I am trying to give SAS a general read/write access to the OS and manage what users can read/write through metadata. Enterprise Guide users (and any programmers for that matter) are the only ones I worry about because the workspace server gives direct access to the file system. I've actually got this covered by setting the workspace server path to where I want the users to read/write their data. BUT lets say a user is smart enough to figure out the directory structure and potentially write their own libname statement to another directory outside their workspace server, they could access data they shouldn't be able to.
Anybody have ideas? I would hope there is an option for the workspace server to limit what users can read/write depending on if it is outside the path defined for the workspace server.
Steve is referring to the File Navigation path that you can set in the workspace server properties, which serves as a cue for how to allow the end user to navigate the server file system from within EG.
The advice is correct though: lock down the OS file system to prevent unauthorized access to areas the end user shouldn't get to.
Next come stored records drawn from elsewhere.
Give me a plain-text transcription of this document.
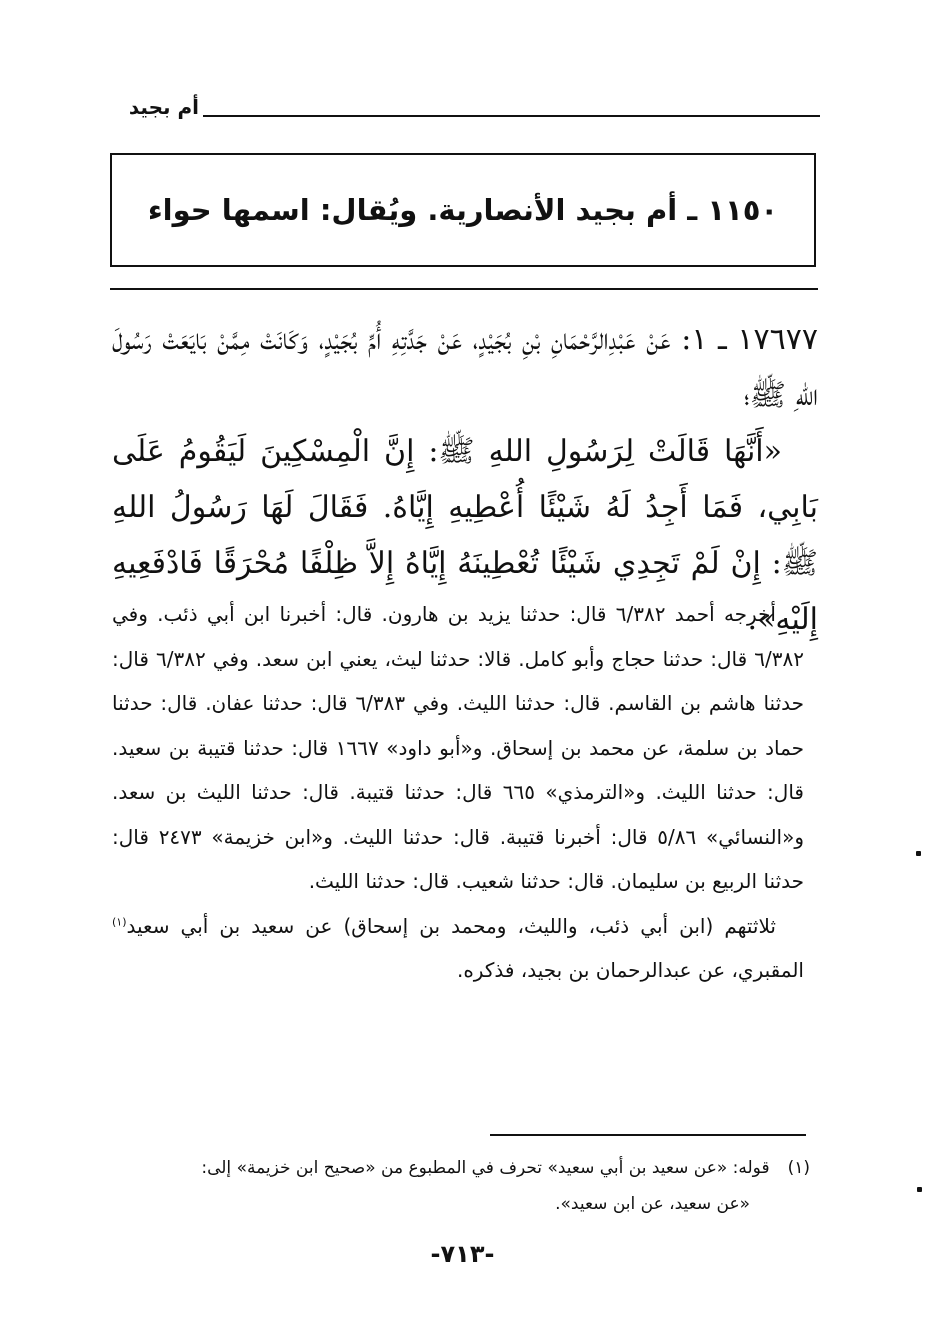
أم بجيد
١١٥٠ ـ أم بجيد الأنصارية. ويُقال: اسمها حواء

١٧٦٧٧ ـ ١: عَنْ عَبْدِالرَّحْمَانِ بْنِ بُجَيْدٍ، عَنْ جَدَّتِهِ أُمِّ بُجَيْدٍ، وَكَانَتْ مِمَّنْ بَايَعَتْ رَسُولَ اللهِ ﷺ؛

«أَنَّهَا قَالَتْ لِرَسُولِ اللهِ ﷺ: إِنَّ الْمِسْكِينَ لَيَقُومُ عَلَى بَابِي، فَمَا أَجِدُ لَهُ شَيْئًا أُعْطِيهِ إِيَّاهُ. فَقَالَ لَهَا رَسُولُ اللهِ ﷺ: إِنْ لَمْ تَجِدِي شَيْئًا تُعْطِينَهُ إِيَّاهُ إِلاَّ ظِلْفًا مُحْرَقًا فَادْفَعِيهِ إِلَيْهِ».

أخرجه أحمد ٦/٣٨٢ قال: حدثنا يزيد بن هارون. قال: أخبرنا ابن أبي ذئب. وفي ٦/٣٨٢ قال: حدثنا حجاج وأبو كامل. قالا: حدثنا ليث، يعني ابن سعد. وفي ٦/٣٨٢ قال: حدثنا هاشم بن القاسم. قال: حدثنا الليث. وفي ٦/٣٨٣ قال: حدثنا عفان. قال: حدثنا حماد بن سلمة، عن محمد بن إسحاق. و«أبو داود» ١٦٦٧ قال: حدثنا قتيبة بن سعيد. قال: حدثنا الليث. و«الترمذي» ٦٦٥ قال: حدثنا قتيبة. قال: حدثنا الليث بن سعد. و«النسائي» ٥/٨٦ قال: أخبرنا قتيبة. قال: حدثنا الليث. و«ابن خزيمة» ٢٤٧٣ قال: حدثنا الربيع بن سليمان. قال: حدثنا شعيب. قال: حدثنا الليث.

ثلاثتهم (ابن أبي ذئب، والليث، ومحمد بن إسحاق) عن سعيد بن أبي سعيد$^{(١)}$ المقبري، عن عبدالرحمان بن بجيد، فذكره.

(١)قوله: «عن سعيد بن أبي سعيد» تحرف في المطبوع من «صحيح ابن خزيمة» إلى:

«عن سعيد، عن ابن سعيد».

-٧١٣-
Creative SAS programmers can find programmatic methods to access content that is open, if they want to.
To set security on OS level will be the safest way.
User "sassrv" (EG) would then have only write access to the directories you want, user "sas" would be used for batch job with write access to much more directories.
Have "sas" and "sassrv" in the same group (I assume OS is UNIX) and set ACL appropriate (setfacl, getfacl). I have seen something like this already set-up and working.
There is also some possibility to suppress SAS commands (i.e. a Libname statement) and I've worked on one site where this was implemented. I don't know exactly how this was done and I also feel it's kind of a "brute force" method.